Ia menegaskan, keberhasilan pendidikan tidak semata diukur dari capaian akademik. Lebih dari itu, keberhasilan madrasah tercermin dari kemampuannya membentuk kepribadian dan karakter. “Nilai-nilai agama dan akhlak yang menyatu dengan kecerdasan intelektual akan menjadi pondasi bagi mereka dalam berucap dan bertindak,” katanya. Sebagai contoh sederhana, ia mengingatkan pentingnya empati. “Kalau ada kata-kata atau ucapan yang tidak kita senangi, maka jangan kita ucapkan kepada orang lain. Kalau ada sikap yang tidak kita inginkan dari orang lain, maka jangan kita bersikap seperti itu kepada orang lain,” ungkapnya.

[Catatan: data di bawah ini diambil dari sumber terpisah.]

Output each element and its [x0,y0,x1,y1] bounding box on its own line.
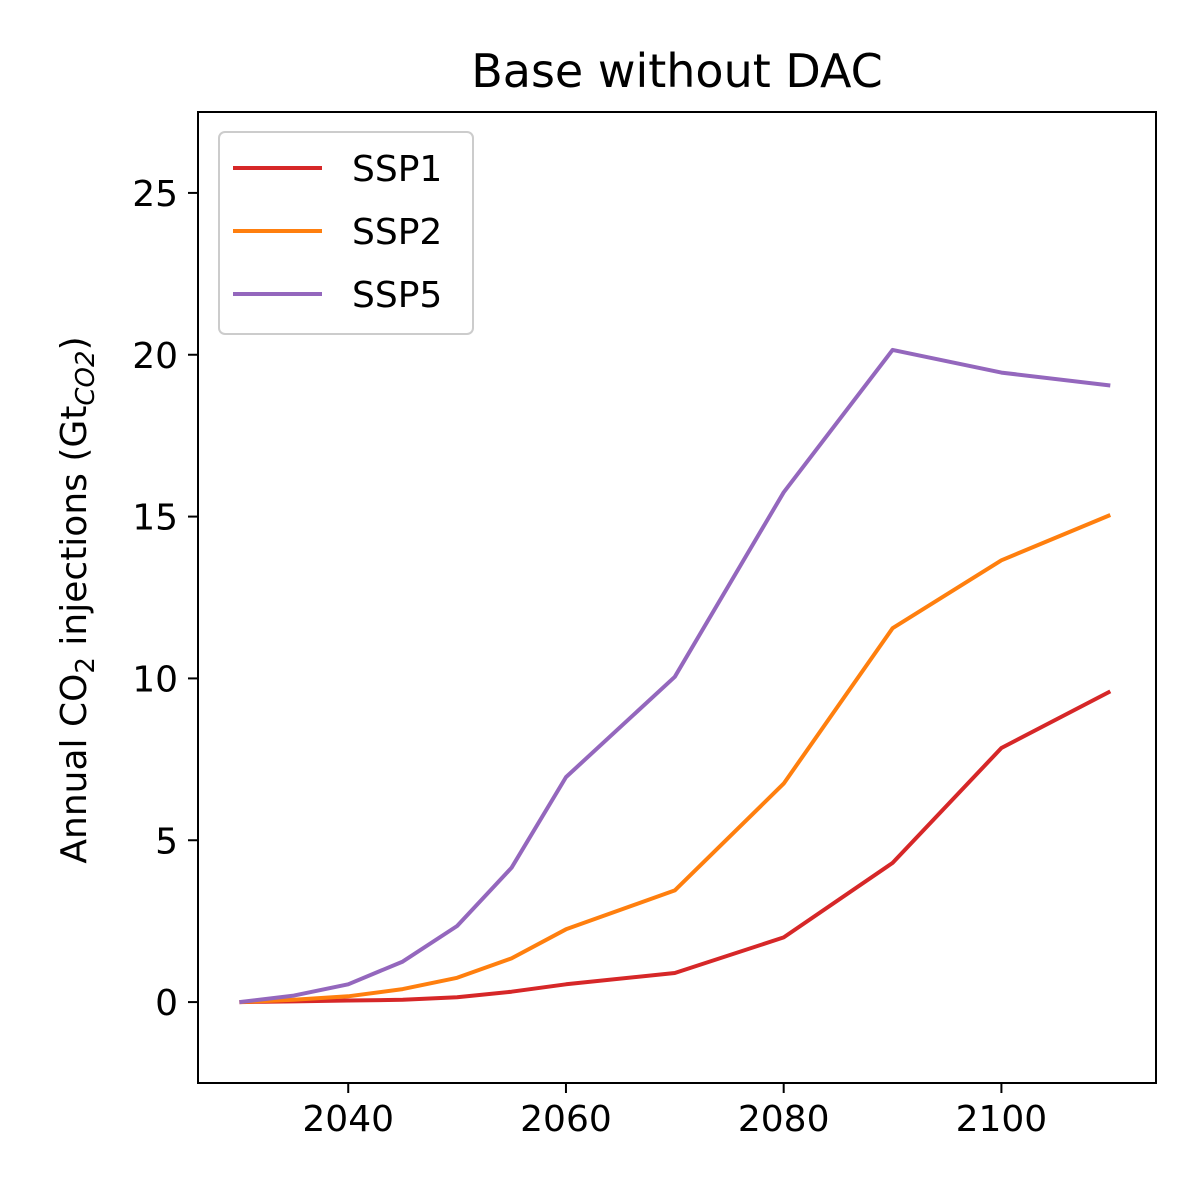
series-line-ssp1 [239,689,1112,1005]
y-axis-label-middle: injections (Gt [54,406,95,657]
y-tick-label: 0 [155,983,178,1024]
y-axis-label: Annual CO2 injections (GtCO2) [54,336,101,863]
plot-area [197,111,1157,1084]
x-tick-label: 2080 [738,1099,830,1140]
legend-entries: SSP1 SSP2 SSP5 [233,149,442,316]
legend: SSP1 SSP2 SSP5 [218,131,474,335]
legend-label-ssp1: SSP1 [352,149,442,190]
x-tick-label: 2060 [520,1099,612,1140]
x-axis: 2040 2060 2080 2100 [302,1083,1047,1140]
y-axis-label-unit-subscript: CO2 [71,350,101,405]
y-tick-label: 25 [132,174,178,215]
legend-box [218,131,474,335]
y-tick-label: 10 [132,659,178,700]
legend-label-ssp5: SSP5 [352,275,442,316]
x-tick-label: 2100 [956,1099,1048,1140]
series-line-ssp2 [239,513,1112,1005]
y-tick-label: 5 [155,821,178,862]
plot-frame [197,111,1157,1084]
x-tick-label: 2040 [302,1099,394,1140]
y-axis-label-prefix-subscript: 2 [71,657,101,674]
series-layer [239,347,1112,1005]
y-axis: 0 5 10 15 20 25 [132,174,198,1024]
y-tick-label: 20 [132,336,178,377]
y-axis-label-prefix: Annual CO [54,674,95,864]
chart-title: Base without DAC [471,44,883,98]
legend-label-ssp2: SSP2 [352,212,442,253]
series-line-ssp5 [239,347,1111,1005]
y-tick-label: 15 [132,498,178,539]
y-axis-label-suffix: ) [54,336,95,350]
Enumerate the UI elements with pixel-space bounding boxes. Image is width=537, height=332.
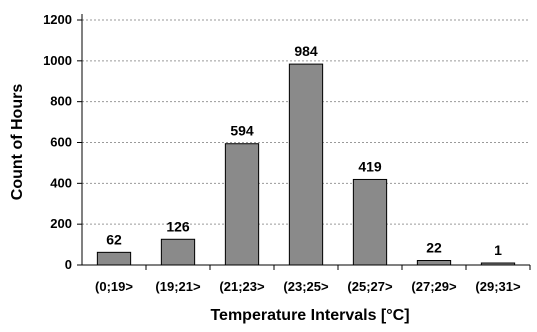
x-tick-label: (27;29> bbox=[411, 279, 457, 294]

H. Irwan berharap pelatihan tersebut dapat memperkuat kapasitas pendidik dalam mewujudkan madrasah yang benar-benar memberikan ruang belajar bagi semua, termasuk anak yang membutuhkan pendampingan dan layanan khusus. “Semoga kegiatan ini berjalan dengan lancar, bermanfaat dan diberkahi, serta mencapai tujuan yang kita harapkan. Mudah-mudahan melalui kegiatan ini, kita semakin mampu menghadirkan madrasah tanpa sekat, madrasah yang memberikan kesempatan dan hak belajar yang sama bagi setiap anak,” pungkasnya.
Sementara itu, Kepala Seksi Pendidikan Madrasah, Aldy Heko Putra, menyebut kegiatan ini sebagai langkah konkret memperkuat ekosistem pendidikan inklusif di Kota Bukittinggi. “Dengan peningkatan kompetensi kepala madrasah, wakil kepala madrasah, guru dan GPK, In Syaa Allah madrasah semakin mampu menciptakan lingkungan belajar yang aman, ramah, adaptif dan melahirkan peserta didik yang berilmu, berakhlak dan berkarakter,” harapnya.